Ook het in Eurodac registreren van de toepassing van discretionaire clausules van de Dublin-verordening (m.a.w. het onverplicht in behandeling nemen van een asielaanvraag, terwijl een andere lidstaat ingevolge de Dublin-Verordening verantwoordelijk is) zal de toepassing van laatstgenoemde verordening vergemakkelijken. Dit bevordert het inzicht in de frequentie van de toepassing van deze clausules in Nederland en in de andere lidstaten.

Ad 5. Voorgesteld wordt om de tot toegang tot de Eurodac-database bevoegde autoriteiten nader te specificeren ten behoeve van de bescherming van persoonsgegevens. In het kader van transparantie zal de lijst met bevoegde autoriteiten worden gepubliceerd in het Publicatieblad van de Europese Unie. Hiermee wordt voorgesteld dezelfde procedure te hanteren als thans is neergelegd in de VIS-verordening en de SIS II-verordening. Dit stuit in Nederland niet op bezwaren.
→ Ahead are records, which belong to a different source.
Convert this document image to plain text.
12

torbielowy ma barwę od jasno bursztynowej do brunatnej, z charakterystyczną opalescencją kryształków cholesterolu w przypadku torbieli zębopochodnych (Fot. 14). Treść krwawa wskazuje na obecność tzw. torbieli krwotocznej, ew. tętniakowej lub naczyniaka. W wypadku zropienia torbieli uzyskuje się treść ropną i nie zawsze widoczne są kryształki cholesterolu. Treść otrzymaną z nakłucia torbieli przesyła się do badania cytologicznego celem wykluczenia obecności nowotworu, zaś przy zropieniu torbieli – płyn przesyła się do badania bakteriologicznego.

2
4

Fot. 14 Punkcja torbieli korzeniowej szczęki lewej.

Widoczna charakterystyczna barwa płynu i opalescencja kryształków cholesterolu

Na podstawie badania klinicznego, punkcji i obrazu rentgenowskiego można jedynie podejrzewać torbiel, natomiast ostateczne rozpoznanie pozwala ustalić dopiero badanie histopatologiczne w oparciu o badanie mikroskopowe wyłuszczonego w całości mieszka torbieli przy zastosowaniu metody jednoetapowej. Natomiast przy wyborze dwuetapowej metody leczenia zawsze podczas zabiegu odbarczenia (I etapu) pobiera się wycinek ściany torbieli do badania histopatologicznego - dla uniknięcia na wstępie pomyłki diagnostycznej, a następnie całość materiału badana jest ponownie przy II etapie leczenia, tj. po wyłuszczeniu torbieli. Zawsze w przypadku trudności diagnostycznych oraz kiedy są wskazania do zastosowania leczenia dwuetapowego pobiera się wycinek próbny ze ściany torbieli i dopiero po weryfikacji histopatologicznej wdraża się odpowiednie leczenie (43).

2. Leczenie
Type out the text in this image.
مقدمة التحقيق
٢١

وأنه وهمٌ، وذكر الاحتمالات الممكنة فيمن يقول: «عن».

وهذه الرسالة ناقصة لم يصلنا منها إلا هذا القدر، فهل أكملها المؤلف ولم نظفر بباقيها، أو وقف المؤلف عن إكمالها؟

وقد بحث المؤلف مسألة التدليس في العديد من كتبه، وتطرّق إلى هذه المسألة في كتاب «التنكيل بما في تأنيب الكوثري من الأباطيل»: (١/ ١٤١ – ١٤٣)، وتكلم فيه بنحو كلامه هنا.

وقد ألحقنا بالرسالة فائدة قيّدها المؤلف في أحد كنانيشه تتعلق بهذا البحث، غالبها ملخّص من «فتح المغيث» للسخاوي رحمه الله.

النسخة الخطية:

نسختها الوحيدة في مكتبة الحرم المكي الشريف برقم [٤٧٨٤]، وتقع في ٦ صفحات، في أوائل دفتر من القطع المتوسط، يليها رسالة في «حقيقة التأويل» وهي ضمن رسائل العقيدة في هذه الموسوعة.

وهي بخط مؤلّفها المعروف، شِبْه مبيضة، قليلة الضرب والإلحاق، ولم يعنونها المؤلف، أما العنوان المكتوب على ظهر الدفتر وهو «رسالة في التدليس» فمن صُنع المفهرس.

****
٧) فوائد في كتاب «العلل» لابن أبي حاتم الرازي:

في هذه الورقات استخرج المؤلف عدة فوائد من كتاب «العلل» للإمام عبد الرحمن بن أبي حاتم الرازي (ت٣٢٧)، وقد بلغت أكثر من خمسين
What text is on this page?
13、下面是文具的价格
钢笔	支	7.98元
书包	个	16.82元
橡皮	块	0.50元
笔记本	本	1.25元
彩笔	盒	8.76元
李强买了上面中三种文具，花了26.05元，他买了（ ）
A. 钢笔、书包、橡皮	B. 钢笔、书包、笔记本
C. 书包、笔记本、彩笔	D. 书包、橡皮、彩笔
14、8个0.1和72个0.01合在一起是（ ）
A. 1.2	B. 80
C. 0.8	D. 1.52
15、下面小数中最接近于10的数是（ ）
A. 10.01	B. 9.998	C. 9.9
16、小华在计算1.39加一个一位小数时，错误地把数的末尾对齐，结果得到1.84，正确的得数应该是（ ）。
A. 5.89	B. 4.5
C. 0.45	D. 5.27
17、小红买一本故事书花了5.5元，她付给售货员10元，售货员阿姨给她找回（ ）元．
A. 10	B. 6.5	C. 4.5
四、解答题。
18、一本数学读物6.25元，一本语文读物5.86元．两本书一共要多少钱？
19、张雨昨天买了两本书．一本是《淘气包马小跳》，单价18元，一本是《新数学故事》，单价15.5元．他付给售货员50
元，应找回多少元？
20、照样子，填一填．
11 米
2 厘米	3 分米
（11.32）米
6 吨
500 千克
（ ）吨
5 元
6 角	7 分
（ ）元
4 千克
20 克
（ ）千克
Ad 6. Voorgesteld wordt het operationeel beheer van de Eurodac-database op termijn over te dragen aan een «Management Authority» die eveneens verantwoordelijk zal zijn voor SIS II en VIS. Tot die tijd zal de Commissie verantwoordelijk zijn voor het beheer van Eurodac. Dit lijkt de efficiëntie van het beheer ten goede te komen en Nederland kan hiermee instemmen.


XNoot
1

PB L 316, 15.12.2000, p. 1.

XNoot
1

Dublin-Verordening tot vaststelling van de criteria en instrumenten om te bepalen welke lidstaat verantwoordelijk is voor de behandeling van een asielverzoek dat door een onderdaan van een derde land bij een van de lidstaten wordt ingediend (PB L 50, 25.2.2003, p. 1).

XNoot
2

Verslag van de Commissie aan het Europees Parlement over de evaluatie van het Dublin-system (COM 2007 299 definitief).

XNoot
3

De overige voorstellen zijn:

– Voorstel voor een Richtlijn van het Europees Parlement en de Raad tot vaststelling van minimumnormen voor de opvang van asielzoekers in de lidstaten (Herschikking) («Herziening opvangrichtlijn», COM 2008 815 definitief);

– Voorstel voor een Verordening van het Europees Parlement en de Raad tot vaststelling van de criteria en instrumenten om te bepalen welke lidstaat verantwoordelijk is voor de behandeling van een verzoek om internationale bescherming dat door een onderdaan van een derde land of een staatloze bij een van de lidstaten wordt ingediend] (Herschikking) (COM 2008 820 definitief).